Nay. None of these will do at all. These do not represent my sister—she was mischievous, bright and funny. The light of my family.

( And when she had died, it had gone out. )


ii. story time
( Elizabeth finds somewhere to sit where she might be warm, a glass of something hot in one hand. She looks up at a few others whom have unexpectedly gathered around her, and she smiles faintly. )

You would hear a tale, then? Very well. My father was His Grace, King Edward the Fourth of England. He won his throne at the age of nineteen, and in his lifetime was never defeated—

( The hook in place, she raises her cup and takes a sip, finding the herbal blend of what is in fact tea rather pleasant. )

Or I can tell you about my sister, if you prefer.


iii. floating the lanterns
( Her lanterns are covered in elegant calligraphy, both in Middle English and Latin. What she assumes is that none here will understand, which is entirely the point. When evening falls and everyone ventures down to the river to set their messages and memories adrift, her eyes fill with tears. Three years, it has been since her life had seemed to fall apart at the seams. All that time, there had never been an opportunity to process that fact.
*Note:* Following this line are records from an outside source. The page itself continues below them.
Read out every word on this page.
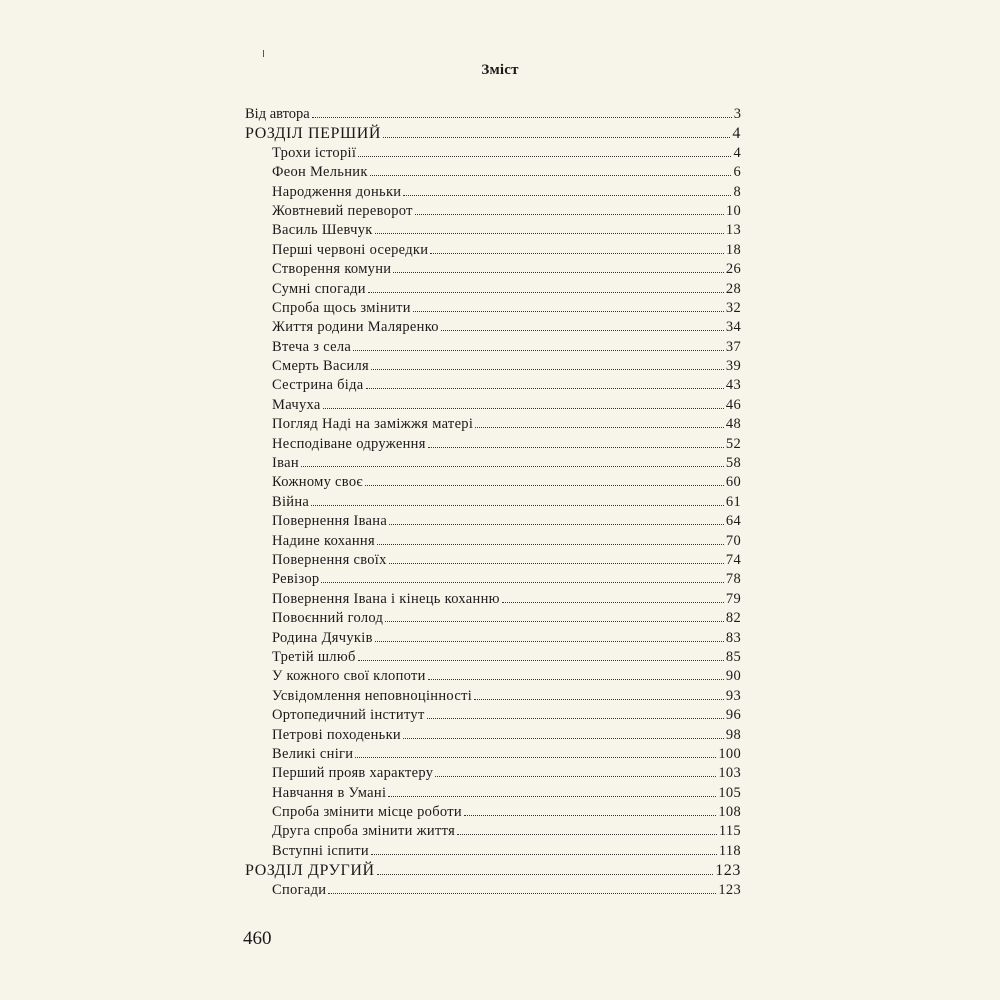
Зміст
Від автора	3
РОЗДІЛ ПЕРШИЙ	4
Трохи історії	4
Феон Мельник	6
Народження доньки	8
Жовтневий переворот	10
Василь Шевчук	13
Перші червоні осередки	18
Створення комуни	26
Сумні спогади	28
Спроба щось змінити	32
Життя родини Маляренко	34
Втеча з села	37
Смерть Василя	39
Сестрина біда	43
Мачуха	46
Погляд Наді на заміжжя матері	48
Несподіване одруження	52
Іван	58
Кожному своє	60
Війна	61
Повернення Івана	64
Надине кохання	70
Повернення своїх	74
Ревізор	78
Повернення Івана і кінець коханню	79
Повоєнний голод	82
Родина Дячуків	83
Третій шлюб	85
У кожного свої клопоти	90
Усвідомлення неповноцінності	93
Ортопедичний інститут	96
Петрові походеньки	98
Великі сніги	100
Перший прояв характеру	103
Навчання в Умані	105
Спроба змінити місце роботи	108
Друга спроба змінити життя	115
Вступні іспити	118
РОЗДІЛ ДРУГИЙ	123
Спогади	123
460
Or even to weep. Which she does, unabashedly because others do the same. One lantern at a time is set adrift along the current, and when the last floats away from her hands, she raises them up as if to cover her face. )


Take good care of them. ( She whispers, in case Melusina might answer prayers. ) Since I cannot. I love them, I miss them, and one day, we shall all be together again.

Without strife to rend our family asunder.